The fact that RAD has expanded into the EU market is interesting however in that their bikes use larger than current reg EU sized watt motors and have throttles and seem to fit nicely into this new reg category allowing them legal access. They remain legal here in the US however with a higher top allowable speed rating as Class 2 bikes. Also there are any number of in place open source eBikes that use 1,000 watts or more and have for years here both on and off road. The emerging popularity of eBikes is just a continuation of a trend that started years ago that is now being backed by the manufacturers and government entities.


----------



## J.B. Weld (Aug 13, 2012)

Bigwheel said:


> This new reg targets the utility sector is how I understand it in order for cargo bikes, or trikes, to be designed for maximum load carrying capacity that will allow them to be more efficient for city/urban use. As said above realistically there is no need for that much power on an eMTB but for other uses it can be. Try and see the bigger picture and remember that the onus with any vehicle depends on the operator, motorized or not.


I doubt the 1,000 watt max will be limited to cargo bikes (trikes get 4,000) Of course there's no "need" for that much power but there is a want. As mentioned lots of people effectively use 1,000's of watts.


----------



## Gutch (Dec 17, 2010)

The other day I was hiking on a trail and a rider on a yeti blew by me at what must have been 30mph. Does it matter if he has a normal bike or ebike? The only way to enforce is speed limits, and that will never happen everywhere.


----------



## J.B. Weld (Aug 13, 2012)

Gutch said:


> The other day I was hiking on a trail and a rider on a yeti blew by me at what must have been 30mph. Does it matter if he has a normal bike or ebike? The only way to enforce is speed limits, and that will never happen everywhere.

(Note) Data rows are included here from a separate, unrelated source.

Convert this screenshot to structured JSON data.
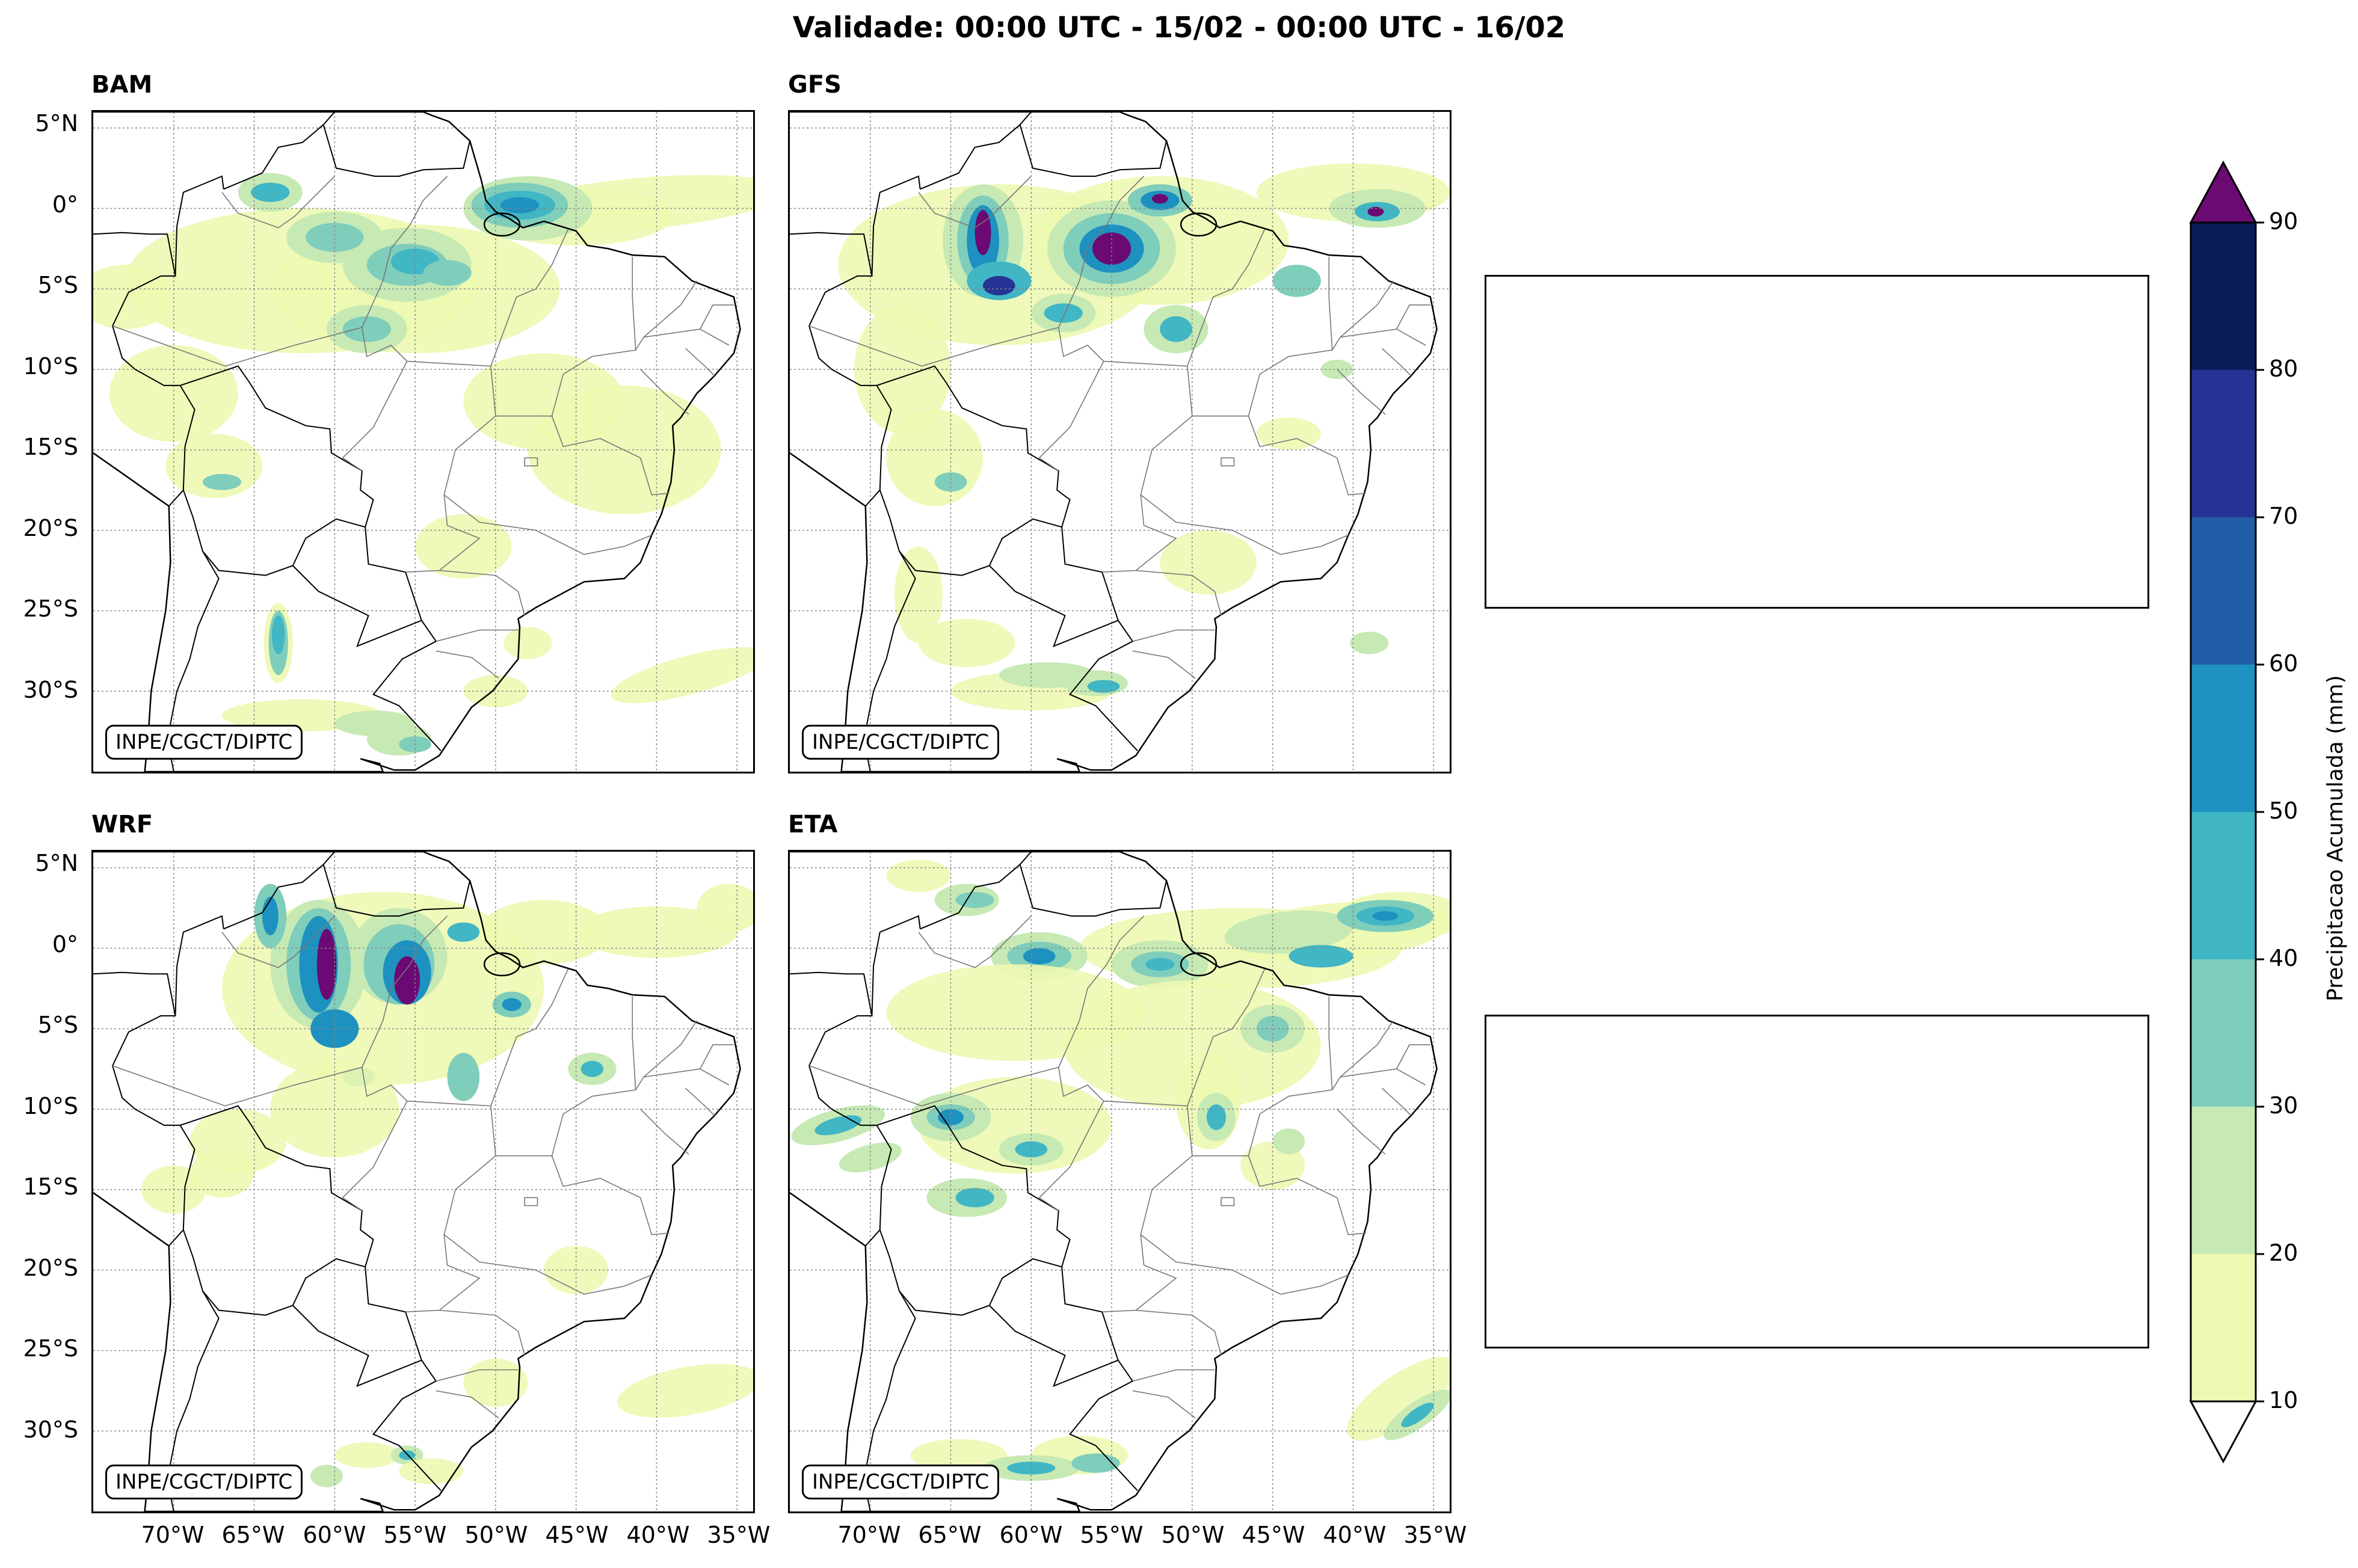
{
  "title": "Validade: 00:00 UTC - 15/02 - 00:00 UTC - 16/02",
  "credit": "INPE/CGCT/DIPTC",
  "panels": [
    {
      "id": "bam",
      "title": "BAM"
    },
    {
      "id": "gfs",
      "title": "GFS"
    },
    {
      "id": "wrf",
      "title": "WRF"
    },
    {
      "id": "eta",
      "title": "ETA"
    }
  ],
  "lat_labels": [
    "5°N",
    "0°",
    "5°S",
    "10°S",
    "15°S",
    "20°S",
    "25°S",
    "30°S"
  ],
  "lon_labels": [
    "70°W",
    "65°W",
    "60°W",
    "55°W",
    "50°W",
    "45°W",
    "40°W",
    "35°W"
  ],
  "colorbar": {
    "label": "Precipitacao Acumulada (mm)",
    "ticks": [
      "10",
      "20",
      "30",
      "40",
      "50",
      "60",
      "70",
      "80",
      "90"
    ],
    "colors": [
      "#edf8b1",
      "#c7e9b4",
      "#7fcdbb",
      "#41b6c4",
      "#1d91c0",
      "#225ea8",
      "#253494",
      "#081d58"
    ],
    "extend_max_color": "#6a0a72",
    "extend_min_color": "#ffffff"
  },
  "chart_data": {
    "type": "map",
    "variable": "Precipitacao Acumulada (mm)",
    "levels_mm": [
      10,
      20,
      30,
      40,
      50,
      60,
      70,
      80,
      90
    ],
    "extent": {
      "lon": [
        -75,
        -34
      ],
      "lat": [
        -35,
        6
      ]
    },
    "models": [
      "BAM",
      "GFS",
      "WRF",
      "ETA"
    ]
  }
}
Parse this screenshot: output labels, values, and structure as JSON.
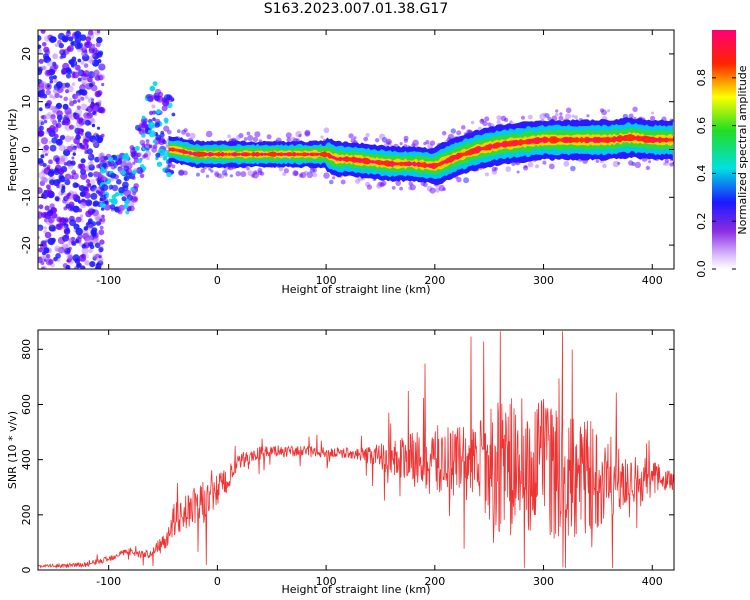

Humans are limited to ~.5 hp and that will never change.


----------



## stiksandstones (Oct 7, 2004)

The industry is going to need to re-classify things, especially on the MTB side. I am not so sure lumping a pedal assist eMTB (class1) into all of this 'more power' and 'throttles', class 2, class 3. All the latter are motorcycles, I think a class 1 still leans more into the bike category---so they need their own category, to keep them safe from getting banned, perhaps??


----------